Lockheed Martin's GPS III Non-Flight Satellite passes Air Force tests
- By Defense Systems Staff
- Jul 10, 2013
Lockheed Martin’s GPS III Non-Flight Satellite Testbed (GNST) has successfully completed a series of high-fidelity pathfinding events that the next-generation GPS satellites will go through prior to delivery for launch. The first GPS III satellite is scheduled to be delivered to the Air Force in 2014.
The GPS III program will affordably replace aging GPS satellites in orbit while simultaneously improving capabilities for military, commercial, and civilian users. The satellite will deliver three times better accuracy and up to eight times anti-jamming signal power. Additional enhancements will allow for interoperability with international global navigation satellite systems.
“As the GNST serves as a pathfinder for the GPS III program, its successful completion of this testing validates that development risks have been retired and our engineering and technology is sound for the flight vehicles being built,” explained Keoki Jackson, vice president for Lockheed Martin’s Navigation Systems mission area.
An innovative investment under the original GPS III development contract, the GNST is a full-sized satellite prototype.
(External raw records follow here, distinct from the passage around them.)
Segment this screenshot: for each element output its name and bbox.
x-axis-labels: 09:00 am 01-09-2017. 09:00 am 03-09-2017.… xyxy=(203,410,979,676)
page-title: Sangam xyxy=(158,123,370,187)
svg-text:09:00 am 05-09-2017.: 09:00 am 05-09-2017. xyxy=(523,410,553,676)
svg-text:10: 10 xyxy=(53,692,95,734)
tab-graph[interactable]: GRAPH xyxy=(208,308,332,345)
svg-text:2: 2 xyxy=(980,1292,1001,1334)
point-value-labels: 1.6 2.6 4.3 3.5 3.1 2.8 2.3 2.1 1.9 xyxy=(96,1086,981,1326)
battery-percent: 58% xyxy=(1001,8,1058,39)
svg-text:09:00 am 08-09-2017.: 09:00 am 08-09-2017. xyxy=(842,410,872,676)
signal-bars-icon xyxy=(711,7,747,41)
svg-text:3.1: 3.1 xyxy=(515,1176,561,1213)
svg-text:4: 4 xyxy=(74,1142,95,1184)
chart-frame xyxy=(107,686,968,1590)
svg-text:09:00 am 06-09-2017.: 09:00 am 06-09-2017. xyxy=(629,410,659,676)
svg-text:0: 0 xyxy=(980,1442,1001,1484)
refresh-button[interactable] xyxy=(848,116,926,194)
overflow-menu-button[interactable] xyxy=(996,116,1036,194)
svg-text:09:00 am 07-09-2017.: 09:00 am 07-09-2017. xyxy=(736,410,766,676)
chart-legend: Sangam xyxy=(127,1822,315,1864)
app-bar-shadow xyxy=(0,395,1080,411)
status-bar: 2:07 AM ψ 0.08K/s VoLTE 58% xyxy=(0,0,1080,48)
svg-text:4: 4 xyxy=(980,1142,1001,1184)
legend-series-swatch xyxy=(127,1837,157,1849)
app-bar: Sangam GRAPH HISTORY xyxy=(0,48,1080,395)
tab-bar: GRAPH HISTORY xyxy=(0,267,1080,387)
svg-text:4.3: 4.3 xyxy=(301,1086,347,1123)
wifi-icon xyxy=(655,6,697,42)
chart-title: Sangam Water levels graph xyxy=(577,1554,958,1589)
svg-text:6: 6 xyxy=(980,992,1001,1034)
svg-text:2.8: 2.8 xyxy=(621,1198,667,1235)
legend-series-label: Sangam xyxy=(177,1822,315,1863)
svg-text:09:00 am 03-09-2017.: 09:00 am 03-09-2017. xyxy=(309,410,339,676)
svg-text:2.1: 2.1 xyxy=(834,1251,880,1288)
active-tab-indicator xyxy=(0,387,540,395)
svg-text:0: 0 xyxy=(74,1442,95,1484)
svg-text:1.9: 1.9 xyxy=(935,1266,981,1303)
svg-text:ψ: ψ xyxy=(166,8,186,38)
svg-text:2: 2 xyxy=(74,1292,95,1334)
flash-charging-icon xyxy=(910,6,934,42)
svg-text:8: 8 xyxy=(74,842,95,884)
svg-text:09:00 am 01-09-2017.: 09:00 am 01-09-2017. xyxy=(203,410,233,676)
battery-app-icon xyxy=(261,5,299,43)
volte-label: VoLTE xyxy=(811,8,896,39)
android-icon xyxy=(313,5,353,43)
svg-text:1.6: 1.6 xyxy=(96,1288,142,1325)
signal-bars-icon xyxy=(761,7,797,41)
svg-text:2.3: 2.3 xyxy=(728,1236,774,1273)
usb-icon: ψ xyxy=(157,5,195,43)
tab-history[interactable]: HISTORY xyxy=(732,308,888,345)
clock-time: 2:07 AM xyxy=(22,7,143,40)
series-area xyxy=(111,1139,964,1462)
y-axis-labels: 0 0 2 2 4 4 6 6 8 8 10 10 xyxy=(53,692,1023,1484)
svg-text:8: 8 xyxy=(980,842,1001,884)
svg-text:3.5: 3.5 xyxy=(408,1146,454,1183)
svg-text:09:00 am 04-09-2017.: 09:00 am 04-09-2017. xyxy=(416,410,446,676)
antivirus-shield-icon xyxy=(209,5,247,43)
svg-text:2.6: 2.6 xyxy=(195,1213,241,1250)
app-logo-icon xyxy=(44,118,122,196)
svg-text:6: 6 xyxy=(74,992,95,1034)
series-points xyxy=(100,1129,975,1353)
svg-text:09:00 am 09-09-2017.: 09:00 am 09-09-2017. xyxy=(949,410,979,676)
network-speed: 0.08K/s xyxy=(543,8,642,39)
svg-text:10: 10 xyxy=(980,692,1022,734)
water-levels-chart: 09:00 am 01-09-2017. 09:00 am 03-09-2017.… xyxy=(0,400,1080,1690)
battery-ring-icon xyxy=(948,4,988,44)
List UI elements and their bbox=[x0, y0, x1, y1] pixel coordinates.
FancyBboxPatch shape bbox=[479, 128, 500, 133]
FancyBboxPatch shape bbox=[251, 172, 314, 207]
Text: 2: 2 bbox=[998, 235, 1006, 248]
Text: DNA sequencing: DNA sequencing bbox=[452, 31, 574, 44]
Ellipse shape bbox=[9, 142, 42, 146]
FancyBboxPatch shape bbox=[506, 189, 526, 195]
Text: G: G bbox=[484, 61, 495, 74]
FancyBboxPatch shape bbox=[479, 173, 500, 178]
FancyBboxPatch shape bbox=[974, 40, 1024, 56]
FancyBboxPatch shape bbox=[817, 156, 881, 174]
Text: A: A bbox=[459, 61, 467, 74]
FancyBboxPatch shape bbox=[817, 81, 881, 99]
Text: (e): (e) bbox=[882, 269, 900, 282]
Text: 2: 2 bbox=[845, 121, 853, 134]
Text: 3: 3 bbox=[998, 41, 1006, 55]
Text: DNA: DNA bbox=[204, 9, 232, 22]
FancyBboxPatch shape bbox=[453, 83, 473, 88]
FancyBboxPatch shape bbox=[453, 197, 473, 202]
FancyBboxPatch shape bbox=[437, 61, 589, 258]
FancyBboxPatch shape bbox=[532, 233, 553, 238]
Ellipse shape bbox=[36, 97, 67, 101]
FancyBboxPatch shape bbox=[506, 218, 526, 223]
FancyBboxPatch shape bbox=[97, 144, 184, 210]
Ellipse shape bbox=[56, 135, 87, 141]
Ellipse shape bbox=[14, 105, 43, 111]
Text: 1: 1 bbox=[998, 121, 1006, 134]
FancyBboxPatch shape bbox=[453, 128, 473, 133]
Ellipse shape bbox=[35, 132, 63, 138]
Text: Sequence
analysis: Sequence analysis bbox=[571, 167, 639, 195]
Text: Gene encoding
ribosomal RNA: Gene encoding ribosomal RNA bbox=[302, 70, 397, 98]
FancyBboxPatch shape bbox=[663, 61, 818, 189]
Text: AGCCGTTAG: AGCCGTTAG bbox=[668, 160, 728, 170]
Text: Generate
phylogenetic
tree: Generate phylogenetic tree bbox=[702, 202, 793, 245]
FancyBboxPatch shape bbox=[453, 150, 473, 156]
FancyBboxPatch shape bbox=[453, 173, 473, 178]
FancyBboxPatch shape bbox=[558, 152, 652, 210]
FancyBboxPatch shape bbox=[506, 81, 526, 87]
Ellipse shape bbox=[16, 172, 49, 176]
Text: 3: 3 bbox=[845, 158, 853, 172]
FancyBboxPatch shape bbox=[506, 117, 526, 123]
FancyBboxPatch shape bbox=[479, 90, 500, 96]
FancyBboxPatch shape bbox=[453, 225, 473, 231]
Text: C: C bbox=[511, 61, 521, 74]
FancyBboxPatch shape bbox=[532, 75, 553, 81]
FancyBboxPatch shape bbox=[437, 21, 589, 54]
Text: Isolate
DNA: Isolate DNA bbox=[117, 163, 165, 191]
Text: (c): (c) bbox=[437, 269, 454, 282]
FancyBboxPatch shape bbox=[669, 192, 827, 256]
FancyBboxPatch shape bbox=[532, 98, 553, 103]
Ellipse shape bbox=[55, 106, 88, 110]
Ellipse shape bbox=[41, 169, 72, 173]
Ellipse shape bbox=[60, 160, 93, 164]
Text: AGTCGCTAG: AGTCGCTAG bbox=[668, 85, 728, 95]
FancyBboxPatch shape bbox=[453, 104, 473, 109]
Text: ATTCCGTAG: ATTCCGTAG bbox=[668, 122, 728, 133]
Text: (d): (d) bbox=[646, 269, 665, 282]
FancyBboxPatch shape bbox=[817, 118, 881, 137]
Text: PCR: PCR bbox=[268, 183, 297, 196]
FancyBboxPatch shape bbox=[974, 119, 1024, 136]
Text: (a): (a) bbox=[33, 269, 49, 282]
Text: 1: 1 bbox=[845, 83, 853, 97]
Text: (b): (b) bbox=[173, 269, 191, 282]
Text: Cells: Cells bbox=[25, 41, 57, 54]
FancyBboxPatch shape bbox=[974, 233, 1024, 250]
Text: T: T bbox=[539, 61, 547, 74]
The GNST has gone through the development, test and production process for the GPS III program first, significantly reducing risks for flight vehicles, improving production predictability, increasing mission assurance and lowering overall costs.
The GNST successfully passed thermal vacuum chamber trail blazing tests, demonstrating facility, mechanical and electrical ground equipment integration. Additionally, it completed passive intermodulation and electromagnetic compatibility testing, assuring that multiple signals generated from the satellite or transmitted from the hosted nuclear detection system payload to the satellite do not interfere with each other. It also performed a series of vehicle integration test procedures.
The GNST is now being prepared for shipment to Cape Canaveral U.S. Air Force Station in Florida for more risk-reduction activities related to satellite launch. The GPS III team is led by the Global Positioning Systems Directorate at the U.S. Air Force and Missile Systems Center with Lockheed Martin as the prime contractor.